Ritorno in Tibet - Un pellegrinaggio al Monte Kailash Olivier Föllmi

Ritorno in Tibet. Un pellegrinaggio al Monte Kailash con Olivier Föllmi sulla via delle nuvole bianche

«Non esiste un cammino vero la felicità, la felicità è il cammino».
Bouddha Shakyamuni

Olivier Föllmi, (Saint-Julien-en-Genevois, 28 febbraio 1958) è un fotografo famoso per i suoi lavori che nel corso degli anni hanno documentato gli incredibili scenari e gli abitanti dell’Himalaya, spostandosi tra la regione di Zanskar e il Tibet. Nel corso degli anni ha collaborato con le più importanti riviste internazionali di fotografia: Life, Paris Match, Geo, National Geographic, Great Reportages, Stern, Epoca e Airone. Insieme alla sua ex moglie, Danielle Pons Föllmi, ha fondato HOPE (Himalayan Organisation for People and Education).
Il Times Journal of Photography, nel 2005, lo ha annoverato tra i 15 maggiori fotografi del XXI secolo.

Nel libro Ritorno in Tibet (da poco in libreria per le edizioni L’Ippocampo) sono raccolte le fotografie che Olivier Föllmi ha scattato nel 2016 durante un viaggio (un vero e proprio pellegrinaggio) sul monte Kailash, nell’estremo ovest del Tibet, una montagna della catena transhimalayana che si sviluppa per 1.600 chilometri. Un luogo sacro per buddhisti, induisti e jainisti, fonte di alcuni dei fiumi più lunghi dell’Asia: l’Indo, il Brahmaputra, il Sutlej e il Karnali.

Ogni anno migliaia di fedeli si recano al monte Kailash da tutto il Tibet per effettuare il kora, un itinerario circolare intorno alla montagna, che si snoda su circa 50 chilometri di sentieri impervi, con un passaggio a 5.600 metri di quota. Il kora viene percorso in senso orario da induisti e buddhisti e in senso antiorario dai bon.

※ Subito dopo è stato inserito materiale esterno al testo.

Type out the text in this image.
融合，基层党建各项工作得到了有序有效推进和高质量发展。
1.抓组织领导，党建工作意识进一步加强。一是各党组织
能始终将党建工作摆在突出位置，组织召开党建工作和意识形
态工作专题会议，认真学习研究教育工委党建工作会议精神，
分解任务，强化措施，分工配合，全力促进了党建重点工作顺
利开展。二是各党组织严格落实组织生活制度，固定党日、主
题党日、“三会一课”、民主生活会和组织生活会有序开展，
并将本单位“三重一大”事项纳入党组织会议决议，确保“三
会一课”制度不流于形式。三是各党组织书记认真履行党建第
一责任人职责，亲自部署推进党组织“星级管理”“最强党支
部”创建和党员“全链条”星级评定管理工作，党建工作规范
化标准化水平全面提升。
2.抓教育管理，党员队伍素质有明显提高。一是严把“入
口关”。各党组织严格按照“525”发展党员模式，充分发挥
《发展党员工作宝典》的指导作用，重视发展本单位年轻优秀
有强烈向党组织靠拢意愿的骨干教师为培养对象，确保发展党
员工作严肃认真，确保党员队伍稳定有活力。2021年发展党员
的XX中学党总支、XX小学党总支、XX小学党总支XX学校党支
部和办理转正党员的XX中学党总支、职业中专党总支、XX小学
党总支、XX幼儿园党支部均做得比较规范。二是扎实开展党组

Il Kailash! «Prezioso gioiello delle nevi», centro del mondo da cui si dipartono i quattro maggiori fiumi dell’Asia, dimora di Shiva e scala di Milarepa, montagna sacra per eccellenza… Lo sognava da decenni, un viaggio atteso per 40 anni. Nell’autunno 2016 Olivier Föllmi, appassionato lettore, da ragazzo, di tutti i racconti che parlano della «via delle nuvole bianche» è andato in pellegrinaggio intorno alla più prestigiosa vetta himalayana, che raggiunge i 6638 metri. Viaggio e libro sono nati in collaborazione con Jean-Marie Hullot, “quello” che, con Steve Jobs, ha inventato l’iPhone.
Dopo 10 anni dal ciclo delle «Saggezze dell’Umanità», Ritorno in Tibet segna per Olivier Föllmi un vero e proprio comeback, quello alla fotografia e al suo amato Tibet. Ritorno in Tibet. Un pellegrinaggio al Monte Kailash con Olivier FöllmiCome milioni di pellegrini indù, buddhisti o giainisti prima di loro, ha seguito le «pietre che pregano», Föllmi ha bivaccato presso il lago Manasarovar dove si nasconde Parvati, la paredra di Shiva, e ha compiuto il kora, la circumambulazione che purifica l’anima di chiunque lo faccia almeno una volta nella vita, a piedi, a cavallo o continuando a prosternarsi.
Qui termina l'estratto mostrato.